Hi there,

I’m trying to scale sampling at a site by the number of times the parameter would be sampled in the context of a minibatched MAP model. I’m wondering if it is possible to replace sampling the same sites many times with a scaled version to get the same ELBO with much less computation:

```
xinds=torch.randint(0, 4, (300,))
#Model that samples the exact same thing many times
def model(xinds):
scale_tensor=torch.bincount(xinds, minlength=4)
with pyro.plate(300):
pyro.sample('param_with_cost_sample',dist.Laplace(torch.zeros(300,6,1000),torch.ones(300,6,1000)).to_event(2))
def guide(xinds):
pwc=pyro.param('param_with_cost',torch.ones(4,6,1000))
with pyro.plate(300):
pyro.sample('param_with_cost_sample',dist.Delta(pwc[xinds]).to_event(2))
optim = pyro.optim.Adam({"lr": 0.1})
elbo = TraceEnum_ELBO(max_plate_nesting=1)
svi = SVI(model, guide, optim, loss=elbo)
loss = svi.step(xinds)
```

If xinds is very long however, this becomes very wasteful or impossible due to VRAM constraints.

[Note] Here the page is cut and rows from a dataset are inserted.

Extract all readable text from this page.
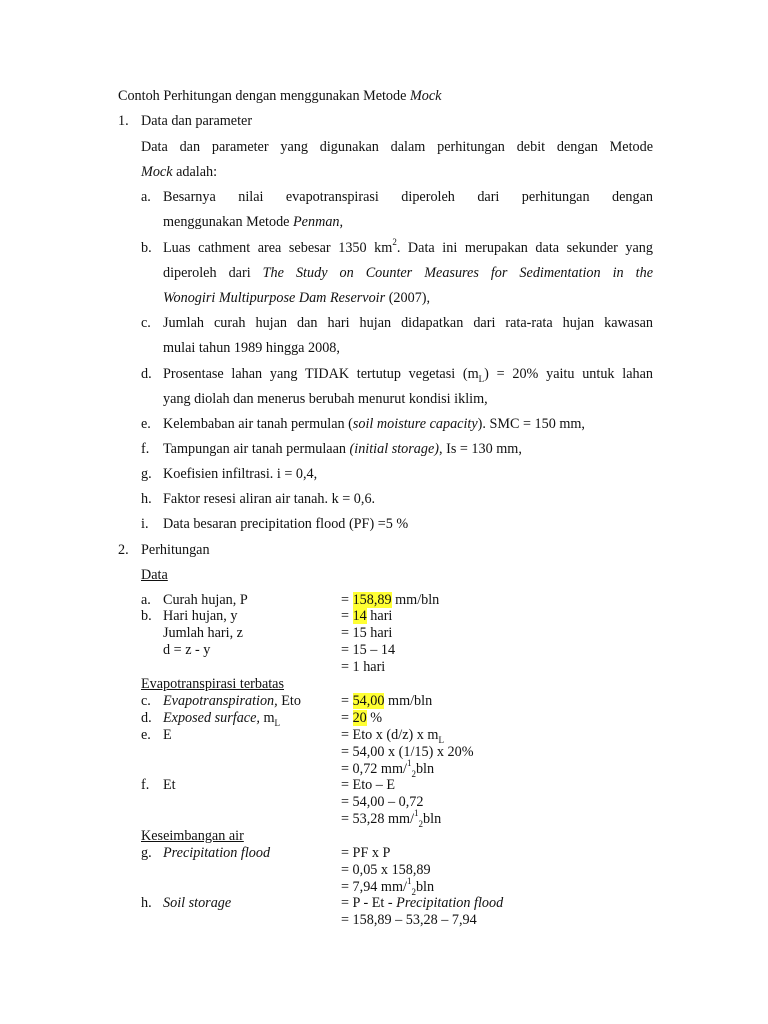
Contoh Perhitungan dengan menggunakan Metode Mock
1. Data dan parameter
Data dan parameter yang digunakan dalam perhitungan debit dengan Metode
Mock adalah:
a. Besarnya nilai evapotranspirasi diperoleh dari perhitungan dengan
menggunakan Metode Penman,
b. Luas cathment area sebesar 1350 $km^2$. Data ini merupakan data sekunder yang
diperoleh dari The Study on Counter Measures for Sedimentation in the
Wonogiri Multipurpose Dam Reservoir (2007),
c. Jumlah curah hujan dan hari hujan didapatkan dari rata-rata hujan kawasan
mulai tahun 1989 hingga 2008,
d. Prosentase lahan yang TIDAK tertutup vegetasi $(m_L) = 20\%$ yaitu untuk lahan
yang diolah dan menerus berubah menurut kondisi iklim,
e. Kelembaban air tanah permulan (soil moisture capacity). SMC = 150 mm,
f. Tampungan air tanah permulaan (initial storage), Is = 130 mm,
g. Koefisien infiltrasi. i = 0,4,
h. Faktor resesi aliran air tanah. k = 0,6.
i. Data besaran precipitation flood (PF) =5 %
2. Perhitungan
Data
a. Curah hujan, P	= 158,89 mm/bln
b. Hari hujan, y	= 14 hari
Jumlah hari, z	= 15 hari
d = z - y	= 15 – 14
= 1 hari
Evapotranspirasi terbatas
c. Evapotranspiration, Eto	= 54,00 mm/bln
d. Exposed surface, $m_L$	= 20 %
e. E	= Eto x (d/z) x $m_L$
= 54,00 x (1/15) x 20%
= 0,72 mm/$^1_2$bln
f. Et	= Eto – E
= 54,00 – 0,72
= 53,28 mm/$^1_2$bln
Keseimbangan air
g. Precipitation flood	= PF x P
= 0,05 x 158,89
= 7,94 mm/$^1_2$bln
h. Soil storage	= P - Et - Precipitation flood
= 158,89 – 53,28 – 7,94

I’m wondering if there is a way to just sample the sites once, and then scale by the number of counts in the index, which I guess is sort of memoization…

```
#More efficient ("memoized") model
def model(xinds):
scale_tensor=torch.bincount(xinds, minlength=4).view(-1,1,1,).expand(-1,6,1000)
with poutine.scale(scale=scale_tensor):
pyro.sample('param_with_cost_sample',dist.Laplace(torch.zeros(4,6,1000),torch.ones(4,6,1000)).to_event(3))
def guide(xinds):
scale_tensor=torch.bincount(xinds, minlength=4).view(-1,1,1,).expand(-1,6,1000)
print(scale_tensor.shape)
pwc=pyro.param('param_with_cost',torch.ones(4,6,1000))
with poutine.scale(scale=scale_tensor):
pyro.sample('param_with_cost_sample',dist.Delta(pwc).to_event(3))
optim = pyro.optim.Adam({"lr": 0.1})
elbo = TraceEnum_ELBO(max_plate_nesting=1)
svi = SVI(model, guide, optim, loss=elbo)
loss = svi.step(xinds)
```

However I think multidimension scaling with poutine doesn’t work as this gives:

```
ValueError: at site "param_with_cost_sample", invalid log_prob shape
Expected [], actual [1000]
Try one of the following fixes:
- enclose the batched tensor in a with pyro.plate(...): context
- .to_event(...) the distribution being sampled
- .permute() data dimensions
```

Am I doing something wrong, or is there another way to achieve this? Thanks!